Cannan, Edwin
CANNAN, EDWIN
(1861–1935)
Edwin Cannan was an English economist whose many publications included some material on population, almost all of which is still considered important. Cannan spent his entire working life at the London School of Economics, joining the teaching staff of that school at its foundation in 1895, becoming a professor of political economy in 1907, and retiring in 1926.
Cannan is credited with developing the notion of an optimum population. He rejected the Malthusian argument that there is an inherent tendency toward overpopulation. In his first book, Elementary Political Economy (1888), Cannan wrote: "[P]roductiveness of industry is sometimes promoted by an increase of population, and sometimes by a decrease" (p. 22). He believed that in a specific area of land a definable amount of labor is required for the maximum productiveness that is possible. He subsequently elaborated those ideas, especially in Wealth (1914, 3rd ed. 1928), and used the expression optimum population. The optimum may rise or fall with changes in knowledge or capital, but in practical and moral terms any resulting policy (which in principle should recognize the interests of future generations) can only specify a direction of movement at any particular time.
The Economic Journal for December 1895 included Cannan's "The Probability of a Cessation of the Growth of Population in England and Wales during the Next Century." That article presented the first cohort-component population projection, in which each age group is dealt with separately, and births, deaths, and migration are taken into account separately. His projection assumed the same number of births each ten years as had occurred in the period 1881–1890 (and thus a declining rate of childbearing) and the same proportionate losses at each age as a result of mortality and emigration combined as was observed between the 1881 and 1891 censuses.
Cannan correctly predicted, against contemporary opinion, the continuation of the decline in the birthrate in Britain that had begun recently. This was a remarkable achievement. As John Hajnal commented in a paper presented at the 1954 World Population Conference, Cannan "could publish 36 years later, in 1931, a paper which said in effect 'I told you so"' (p. 46). Even though, as Hajnal noted, "the accuracy of his forecast was not outstanding…[and] by 1911, i.e., only 15 years after the forecast was made, the population enumerated at the census exceeded the prediction by 7 per cent and by 1916 the population had increased beyond his estimate of the maximum it would ever reach…. Cannan's forecast, though inaccurate, predicted an unexpected development by acute analysis"(pp. 46–47, 48).

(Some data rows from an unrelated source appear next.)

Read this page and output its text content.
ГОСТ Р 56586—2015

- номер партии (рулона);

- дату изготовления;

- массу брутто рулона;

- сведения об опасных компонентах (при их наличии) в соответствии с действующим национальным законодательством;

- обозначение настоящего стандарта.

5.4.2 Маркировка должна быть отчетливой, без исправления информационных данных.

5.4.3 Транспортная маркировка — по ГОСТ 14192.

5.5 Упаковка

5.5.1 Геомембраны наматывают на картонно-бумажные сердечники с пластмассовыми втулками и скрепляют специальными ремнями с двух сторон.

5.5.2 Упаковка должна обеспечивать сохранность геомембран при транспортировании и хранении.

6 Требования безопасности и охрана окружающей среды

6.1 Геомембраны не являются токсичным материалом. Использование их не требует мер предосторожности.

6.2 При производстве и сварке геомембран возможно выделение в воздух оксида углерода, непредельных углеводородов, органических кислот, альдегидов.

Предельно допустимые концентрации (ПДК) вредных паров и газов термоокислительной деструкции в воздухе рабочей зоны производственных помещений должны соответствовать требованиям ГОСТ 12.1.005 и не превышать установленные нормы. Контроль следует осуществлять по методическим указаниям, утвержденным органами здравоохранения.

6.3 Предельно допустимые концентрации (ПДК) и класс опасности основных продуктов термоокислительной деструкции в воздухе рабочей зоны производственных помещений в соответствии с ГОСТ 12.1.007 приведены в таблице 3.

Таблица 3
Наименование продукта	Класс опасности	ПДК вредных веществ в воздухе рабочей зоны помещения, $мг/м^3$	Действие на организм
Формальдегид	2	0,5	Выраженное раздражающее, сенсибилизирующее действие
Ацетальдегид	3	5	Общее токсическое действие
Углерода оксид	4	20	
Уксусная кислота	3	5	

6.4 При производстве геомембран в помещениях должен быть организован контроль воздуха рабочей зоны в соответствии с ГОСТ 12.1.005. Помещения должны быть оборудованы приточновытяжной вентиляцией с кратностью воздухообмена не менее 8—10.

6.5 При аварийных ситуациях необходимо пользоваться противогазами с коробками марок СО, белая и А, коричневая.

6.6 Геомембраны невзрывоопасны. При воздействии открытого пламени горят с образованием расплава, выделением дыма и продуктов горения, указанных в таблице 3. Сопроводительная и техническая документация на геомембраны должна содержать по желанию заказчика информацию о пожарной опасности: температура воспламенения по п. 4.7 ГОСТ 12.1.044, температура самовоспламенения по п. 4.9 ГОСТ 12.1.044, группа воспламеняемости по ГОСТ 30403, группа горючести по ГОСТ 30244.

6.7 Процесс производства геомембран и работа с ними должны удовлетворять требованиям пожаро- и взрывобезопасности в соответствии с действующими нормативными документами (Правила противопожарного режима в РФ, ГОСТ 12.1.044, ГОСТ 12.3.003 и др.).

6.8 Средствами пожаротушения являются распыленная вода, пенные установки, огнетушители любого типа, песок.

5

Cannan later became aware that the birthrate had declined in other Western countries and in Economic Scares (1933), perhaps 40 or 50 years before this became empirically incontrovertible, declared that "the cause of it–birth control–will doubtless in time affect the rest of the world" (p. 92). He foresaw also, though, that for many years non-Western countries would experience considerable and even enhanced population growth "owing to decrease of huge infant mortality."
See also: Demography, History of; Optimum Population; Projections and Forecasts, Population.
bibliography
selected works by edwin cannan.
Cannan, Edwin. 1888. Elementary Political Economy. London: H. Frowde.
——. 1895. "The Probability of a Cessation of the Growth of Population in England and Wales during the Next Century." Economic Journal 5:505–515.
——. 1914. Wealth. London: P. S. King.
——. 1933. Economic Scares. London: P. S. King.
——. 1997. Collected Works, 8 vols., ed. Alan Ebenstein. London: Routledge/Thoemmes Press.
selected works about edward cannan.
De Gans, Henk A. 1999. Population Forecasting 1895–1945. Dordrecht, the Netherlands: Kluwer Academic Publishers.
Hajnal, John. 1955. "The Prospect for Population Forecasts." Proceedings of the World Population Conference 3: 43–53.
Robbins, Lionel. 1927. "The Optimum Theory of Population." In London Essays in Economics: In Honour of Edwin Cannan, ed. Theodor E. Gregory and Hugh Dalton. London: Routledge.